Many healthcare providers in the U.S. wish their patients would take more accountability for managing their health. According to a West survey, 96 percent of providers feel frustrated when patients do not actively participate in their own healthcare. In a perfect world, every patient would follow their care plan exactly as instructed after leaving their doctor’s office. However, as physicians know, this isn’t always as easy as it seems. Although it is frustrating for healthcare providers to see patients not heeding advice or doing what is necessary to manage their health after providers have spent time examining them, answering questions and prescribing treatments, healthcare providers should not be discouraged. Why? Because providers have opportunities (and tools) to impact behaviors and outcomes by connecting with patients and supporting them between visits at home and in their daily lives. In fact, most healthcare teams have technology in place right now that they can use to create and deliver outreach campaigns to engage patients and activate them to better manage their health. The key is for healthcare providers to maximize use of their patient engagement technology.
There are many different reasons why patients do not adhere to care plans. For some patients the issue might be related to medication. Forgetting to fill prescriptions and not understanding how and when to take medications are common problems. Other patients might be confused about how to manage chronic conditions. Still others may lack motivation to quit smoking, exercise, follow a prescribed diet or make other lifestyle changes. Whatever obstacles patients face, healthcare teams can address them with engagement communications. The solution is to leverage technology-enabled communications to educate, engage and activate patients.

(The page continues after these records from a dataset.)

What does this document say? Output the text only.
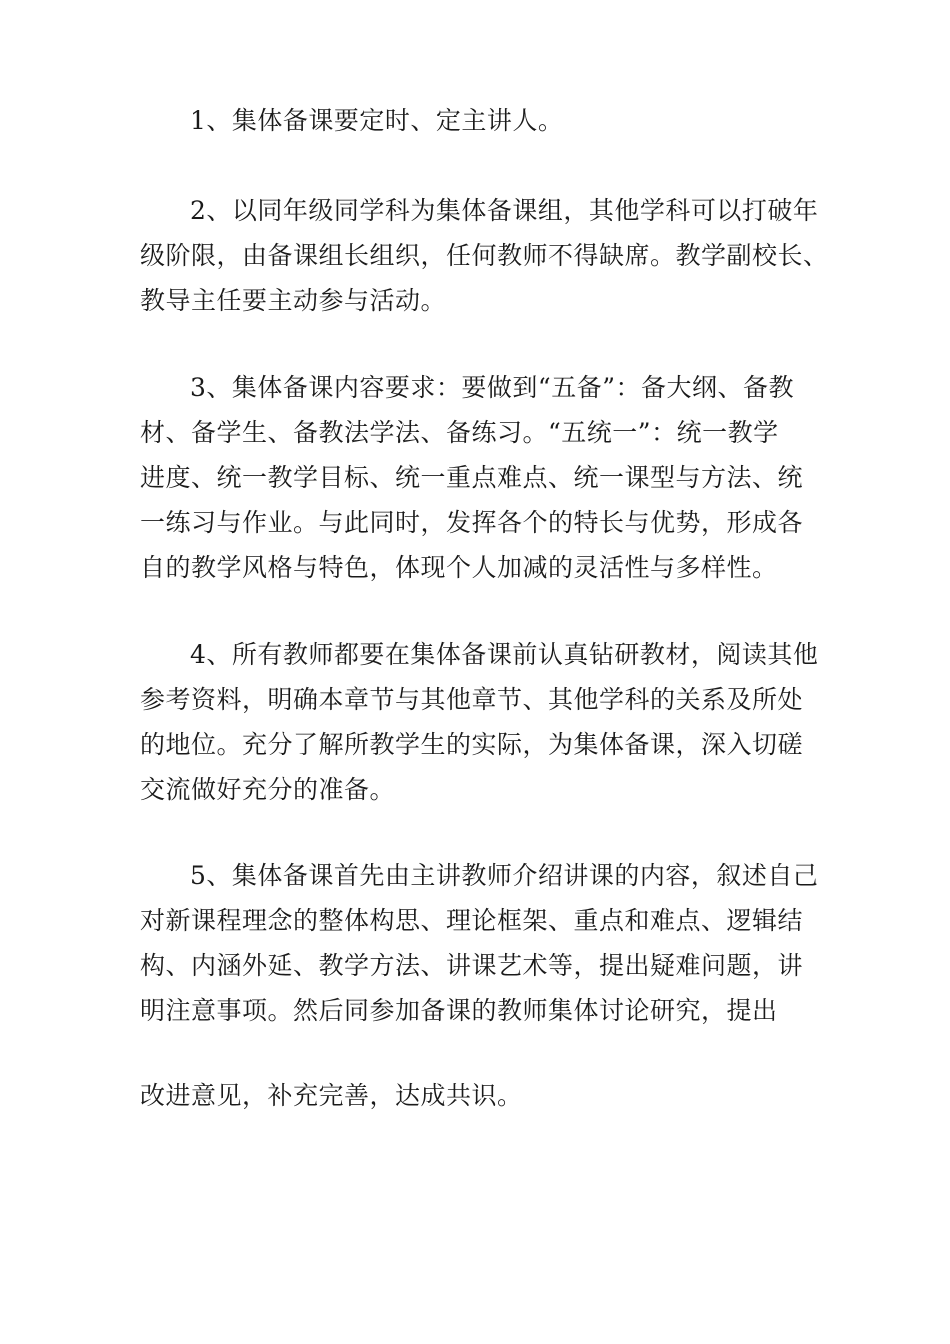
1、集体备课要定时、定主讲人。

2、以同年级同学科为集体备课组，其他学科可以打破年
级阶限，由备课组长组织，任何教师不得缺席。教学副校长、
教导主任要主动参与活动。

3、集体备课内容要求：要做到“五备”：备大纲、备教
材、备学生、备教法学法、备练习。“五统一”：统一教学
进度、统一教学目标、统一重点难点、统一课型与方法、统
一练习与作业。与此同时，发挥各个的特长与优势，形成各
自的教学风格与特色，体现个人加减的灵活性与多样性。

4、所有教师都要在集体备课前认真钻研教材，阅读其他
参考资料，明确本章节与其他章节、其他学科的关系及所处
的地位。充分了解所教学生的实际，为集体备课，深入切磋
交流做好充分的准备。

5、集体备课首先由主讲教师介绍讲课的内容，叙述自己
对新课程理念的整体构思、理论框架、重点和难点、逻辑结
构、内涵外延、教学方法、讲课艺术等，提出疑难问题，讲
明注意事项。然后同参加备课的教师集体讨论研究，提出

改进意见，补充完善，达成共识。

To better understand how providers can use engagement communications to encourage patients to follow care plans, consider how a healthcare team might provide ongoing support to a patient with diabetes. First, the healthcare team would use EHR data to identify that the patient has diabetes and would benefit from receiving disease management communications. The healthcare team could then use technology to schedule a series of automated messages that might include:
- A voice message to alert the patient when they need to schedule an A1c draw, or make an appointment for a foot and eye exam.
- Daily text message prompts that ask patients to report their blood glucose readings so their healthcare team can monitor their progress remotely.
- A monthly email with healthy eating tips and diabetes-friendly recipes.
- Regular reminders and encouragement to participate in 30 minutes of physical activity each day.
- Survey check-ins that require the patient to answer questions about medication use, disease-specific symptoms and other topics that can help the healthcare team identify potential issues.
Patients with diabetes are the perfect candidates for receiving engagement communications because diabetes is a chronic condition that is impacted heavily by patient behavior. If providers can get patients to adopt healthy habits, like eating balanced meals, exercising regularly, and visiting their physician for routine screenings, health outcomes can be greatly improved. In addition to diabetes, this is true for many other chronic conditions.
Once a provider develops an engagement campaign for managing diabetes, or any other chronic condition, it can be applied to all patients across a practice that share that same condition. This mass approach to communication is essential because healthcare teams do not have the time to manually create and send a series of messages to every single patient. However, they can personalize existing engagement messages and schedule them to be delivered automatically to patients. The automation ensures that important communications aren’t forgotten and that patients receive a consistent communication stream to keep them engaged, all without staff having to manually keep track of when to send messages. Providers can not only customize the timing of messages, but also the delivery method (text, voice message, or email) so that each patient receives communications that are relevant and useful to them. The result is targeted support on a mass scale.
One of the reasons engagement communications are effective is because patients are receptive to them. Not only do patients welcome regular communication and support from their healthcare team, many expect it. West’s survey revealed that patients tend to assign a lot of responsibility for their own health outcomes to providers. Survey responses showed that 83 percent of Americans hold their healthcare providers responsible for their well-being. Patients also said they would like to see providers be less reactive about treating illnesses and demonstrate greater accountability by focusing more on preventing health issues. Patients feel that if providers work to educate, encourage, remind and push them to make healthier choices, then they would be more prepared and likely to take steps to maintain their own health.
It takes effort from both patients and providers to achieve the best health outcomes. Providers that are looking for a way to increase engagement and influence patient behavious and health outcomes already have a solution in place if they are using engagement technology to send patients appointment reminders. By expanding how patient engagement technology is used, providers have opportunities to activate patients and really create behavior changes and accountability. The byproduct of this improved engagement is better adherence to treatment plans and healthier patients.